Imaginary Oklahoma is an ongoing project in which some of today’s most important and influential writers combine with artists to provide a fictional take on this place we call home. Through a wide variety of voices, styles and literary devices, these works prove that “Oklahoma” is much more than a place, it’s an idea.
That morning they’d awoke in South Dakota. Tonight they’d sleep somewhere in Texas. Tomorrow: Mexico. “You know,” his father said, “you can call her from down there, too.” But a promise was a promise, and they pulled up to a bar in a panhandle town too small to have anything else.
Inside, the bartender poured him juice in a shot glass as a joke. His father laughed for him. Then started to ask questions in a language he didn’t know. By the bathroom, a line of empty boots stood below a single wall-scrawled word: pawn. Beside the ‘p’ a bag hung heavy with what looked, through stretched yellow plastic, like a bunch of shriveled hands. Beside the ‘n’: a belt hanging like a snake nailed up by its head.
“You like that?” The bartender said. He said, “just a few hours ago,” and “straight off the res,” and “swapped it for a fifth.” Laying it out, he traced the patterns, talked of its Indian beauty.

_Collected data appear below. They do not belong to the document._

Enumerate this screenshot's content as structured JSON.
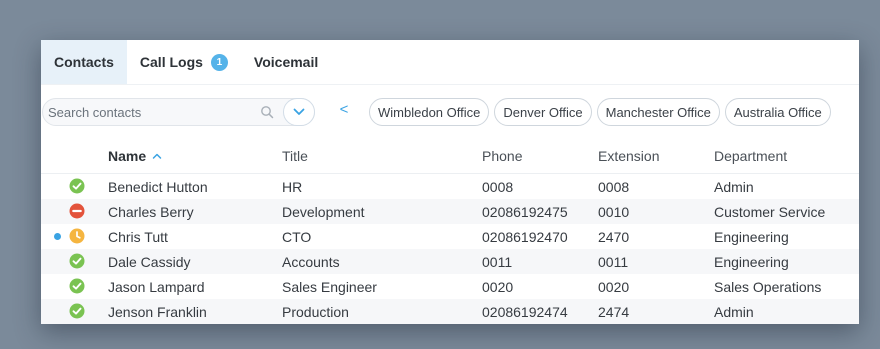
{
  "tabs": [
    {
      "label": "Contacts",
      "active": true
    },
    {
      "label": "Call Logs",
      "badge": "1"
    },
    {
      "label": "Voicemail"
    }
  ],
  "filter": {
    "search_placeholder": "Search contacts",
    "prev_label": "<",
    "offices": [
      "Wimbledon Office",
      "Denver Office",
      "Manchester Office",
      "Australia Office"
    ]
  },
  "table": {
    "columns": {
      "name": "Name",
      "title": "Title",
      "phone": "Phone",
      "extension": "Extension",
      "department": "Department"
    },
    "rows": [
      {
        "status": "available",
        "name": "Benedict Hutton",
        "title": "HR",
        "phone": "0008",
        "extension": "0008",
        "department": "Admin"
      },
      {
        "status": "busy",
        "name": "Charles Berry",
        "title": "Development",
        "phone": "02086192475",
        "extension": "0010",
        "department": "Customer Service"
      },
      {
        "status": "away",
        "unread": true,
        "name": "Chris Tutt",
        "title": "CTO",
        "phone": "02086192470",
        "extension": "2470",
        "department": "Engineering"
      },
      {
        "status": "available",
        "name": "Dale Cassidy",
        "title": "Accounts",
        "phone": "0011",
        "extension": "0011",
        "department": "Engineering"
      },
      {
        "status": "available",
        "name": "Jason Lampard",
        "title": "Sales Engineer",
        "phone": "0020",
        "extension": "0020",
        "department": "Sales Operations"
      },
      {
        "status": "available",
        "name": "Jenson Franklin",
        "title": "Production",
        "phone": "02086192474",
        "extension": "2474",
        "department": "Admin"
      }
    ]
  },
  "colors": {
    "accent": "#3aa3e3",
    "available": "#7ac352",
    "busy": "#e3533b",
    "away": "#f5b540",
    "active_tab_bg": "#e7f1f9"
  }
}
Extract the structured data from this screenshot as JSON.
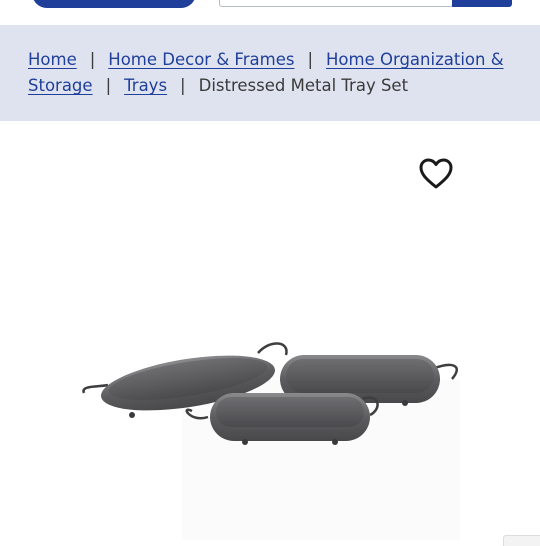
{
  "breadcrumb": {
    "items": [
      {
        "label": "Home"
      },
      {
        "label": "Home Decor & Frames"
      },
      {
        "label": "Home Organization & Storage"
      },
      {
        "label": "Trays"
      }
    ],
    "current": "Distressed Metal Tray Set",
    "separator": "|"
  },
  "product": {
    "wishlist_icon": "heart-outline-icon",
    "image_alt": "Distressed Metal Tray Set"
  },
  "colors": {
    "brand_blue": "#1f3f9a",
    "breadcrumb_bg": "#dfe3ef",
    "text": "#3a3a3a"
  }
}
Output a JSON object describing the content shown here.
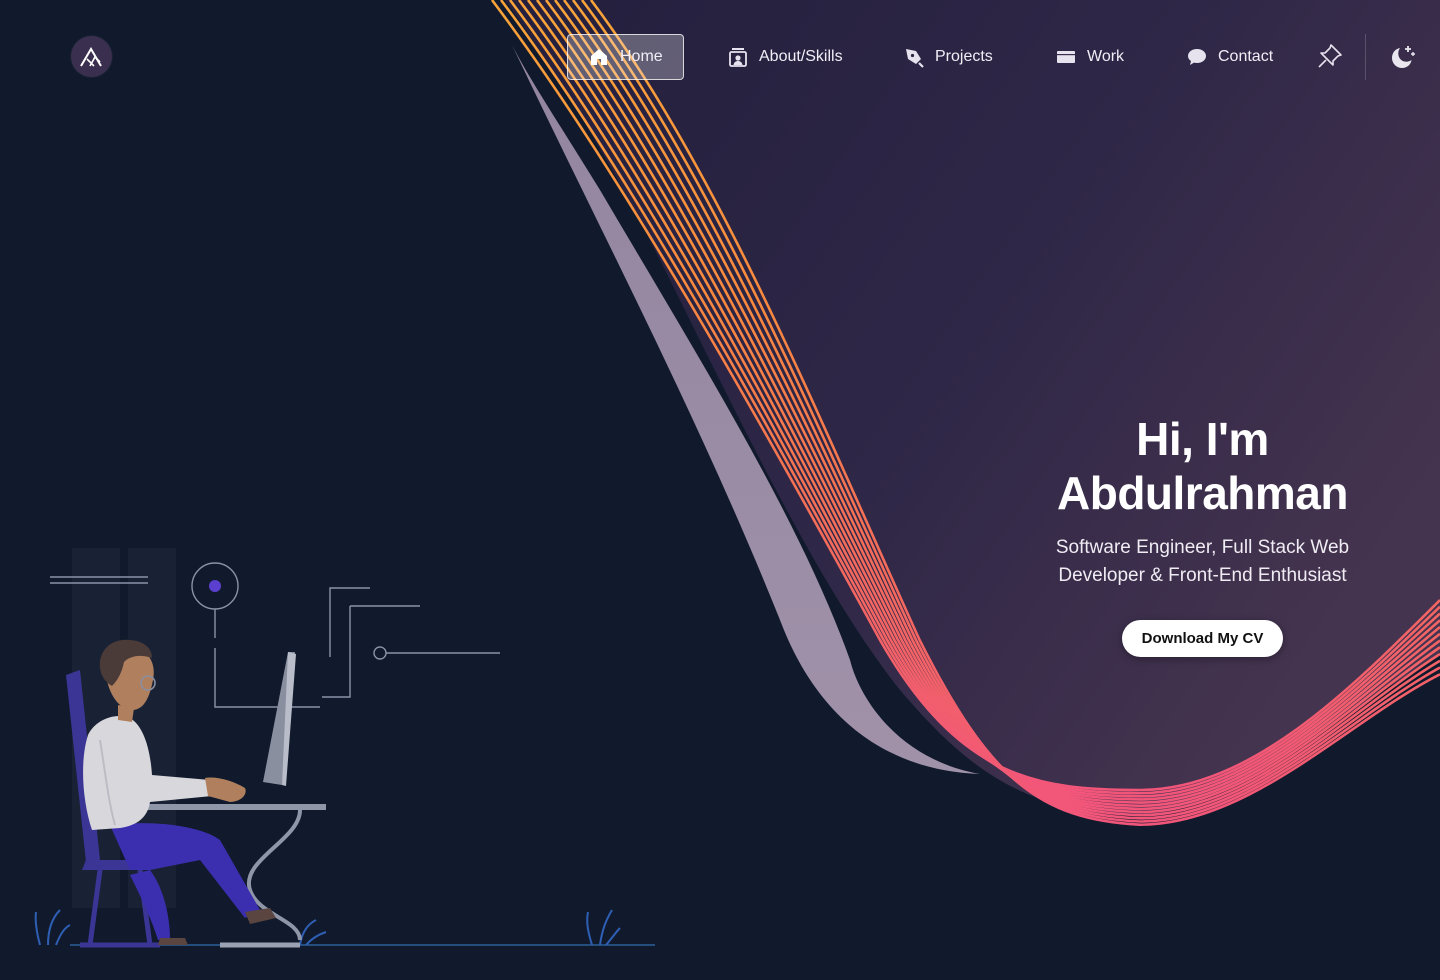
{
  "brand": {
    "logo_icon": "mountain-logo-icon"
  },
  "nav": {
    "items": [
      {
        "label": "Home",
        "icon": "home-icon",
        "active": true
      },
      {
        "label": "About/Skills",
        "icon": "user-badge-icon",
        "active": false
      },
      {
        "label": "Projects",
        "icon": "pen-tool-icon",
        "active": false
      },
      {
        "label": "Work",
        "icon": "monitor-icon",
        "active": false
      },
      {
        "label": "Contact",
        "icon": "chat-bubble-icon",
        "active": false
      }
    ],
    "pin_icon": "pin-icon",
    "theme_icon": "moon-stars-icon"
  },
  "hero": {
    "title_line1": "Hi, I'm",
    "title_line2": "Abdulrahman",
    "subtitle_line1": "Software Engineer, Full Stack Web",
    "subtitle_line2": "Developer & Front-End Enthusiast",
    "cta_label": "Download My CV"
  },
  "colors": {
    "background": "#101a2c",
    "panel_purple": "#3a2d4e",
    "wave_orange": "#f7a33a",
    "wave_pink": "#f25a7a",
    "accent_violet": "#5b3fcf"
  }
}
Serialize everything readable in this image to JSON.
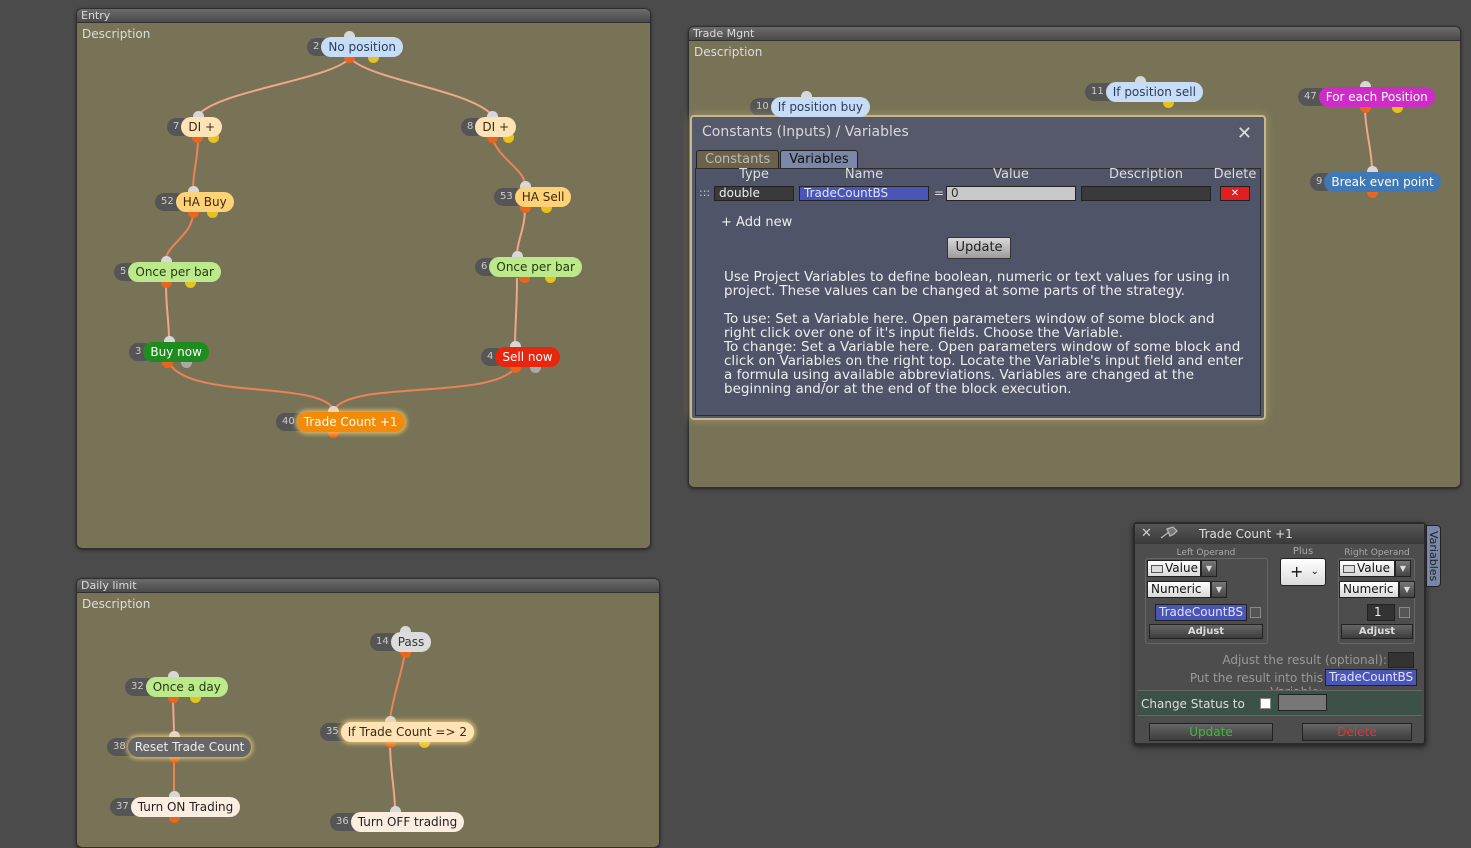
{
  "entry": {
    "title": "Entry",
    "description": "Description"
  },
  "trade_mgnt": {
    "title": "Trade Mgnt",
    "description": "Description"
  },
  "daily_limit": {
    "title": "Daily limit",
    "description": "Description"
  },
  "nodes": {
    "n2": {
      "num": "2",
      "label": "No position"
    },
    "n7": {
      "num": "7",
      "label": "DI +"
    },
    "n8": {
      "num": "8",
      "label": "DI +"
    },
    "n52": {
      "num": "52",
      "label": "HA Buy"
    },
    "n53": {
      "num": "53",
      "label": "HA Sell"
    },
    "n5": {
      "num": "5",
      "label": "Once per bar"
    },
    "n6": {
      "num": "6",
      "label": "Once per bar"
    },
    "n3": {
      "num": "3",
      "label": "Buy now"
    },
    "n4": {
      "num": "4",
      "label": "Sell now"
    },
    "n40": {
      "num": "40",
      "label": "Trade Count +1"
    },
    "n10": {
      "num": "10",
      "label": "If position buy"
    },
    "n11": {
      "num": "11",
      "label": "If position sell"
    },
    "n47": {
      "num": "47",
      "label": "For each Position"
    },
    "n9": {
      "num": "9",
      "label": "Break even point"
    },
    "n14": {
      "num": "14",
      "label": "Pass"
    },
    "n32": {
      "num": "32",
      "label": "Once a day"
    },
    "n35": {
      "num": "35",
      "label": "If Trade Count => 2"
    },
    "n38": {
      "num": "38",
      "label": "Reset Trade Count"
    },
    "n37": {
      "num": "37",
      "label": "Turn ON Trading"
    },
    "n36": {
      "num": "36",
      "label": "Turn OFF trading"
    }
  },
  "dialog": {
    "title": "Constants (Inputs) / Variables",
    "close": "✕",
    "tabs": [
      "Constants",
      "Variables"
    ],
    "columns": {
      "type": "Type",
      "name": "Name",
      "value": "Value",
      "description": "Description",
      "delete": "Delete"
    },
    "row": {
      "handle": ":::",
      "type": "double",
      "name": "TradeCountBS",
      "eq": "=",
      "value": "0",
      "description": "",
      "delete": "✕"
    },
    "add_new": "+ Add new",
    "update": "Update",
    "help": [
      "Use Project Variables to define boolean, numeric or text values for using in project. These values can be changed at some parts of the strategy.",
      "To use: Set a Variable here. Open parameters window of some block and right click over one of it's input fields. Choose the Variable.",
      "To change: Set a Variable here. Open parameters window of some block and click on Variables on the right top. Locate the Variable's input field and enter a formula using available abbreviations. Variables are changed at the beginning and/or at the end of the block execution."
    ]
  },
  "props": {
    "close": "✕",
    "title": "Trade Count +1",
    "left_operand": "Left Operand",
    "plus_label": "Plus",
    "right_operand": "Right Operand",
    "left_kind": "Value",
    "left_type": "Numeric",
    "left_var": "TradeCountBS",
    "right_kind": "Value",
    "right_type": "Numeric",
    "right_value": "1",
    "op": "+",
    "adjust": "Adjust",
    "adjust_result": "Adjust the result (optional):",
    "put_result": "Put the result into this Variable:",
    "result_var": "TradeCountBS",
    "change_status": "Change Status to",
    "update": "Update",
    "delete": "Delete",
    "variables_tab": "Variables"
  },
  "colors": {
    "canvas": "#4b4b4b",
    "group_bg": "#787357",
    "accent_var": "#4a55b5",
    "update_green": "#3dbb3d",
    "delete_red": "#d63a3a"
  }
}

His father took out a twenty. “Throw in a call?” Pulled up the phone, set him on his lap.
“Oh thank God!” she said.
“Tell her,” his father said, “we’re in a bar.”
“I bought him a belt.”
“Frank!” she shouted.
“I swear if you don’t tell me where —“
“Oklahoma,” the boy said.
In the silence after the bar phone slammed down, he could still hear his mother’s breath about to turn into a word.
At the door, his father stopped him, crouched. The belt was so long it wrapped three times around his waist, the palm-sized buckle pressing at his belly.
Outside, there was a man leaning against the car. Brownfaced, blackeyed, a bottle in his hands. He saw them, straightened. “You think that’s yours?” he said.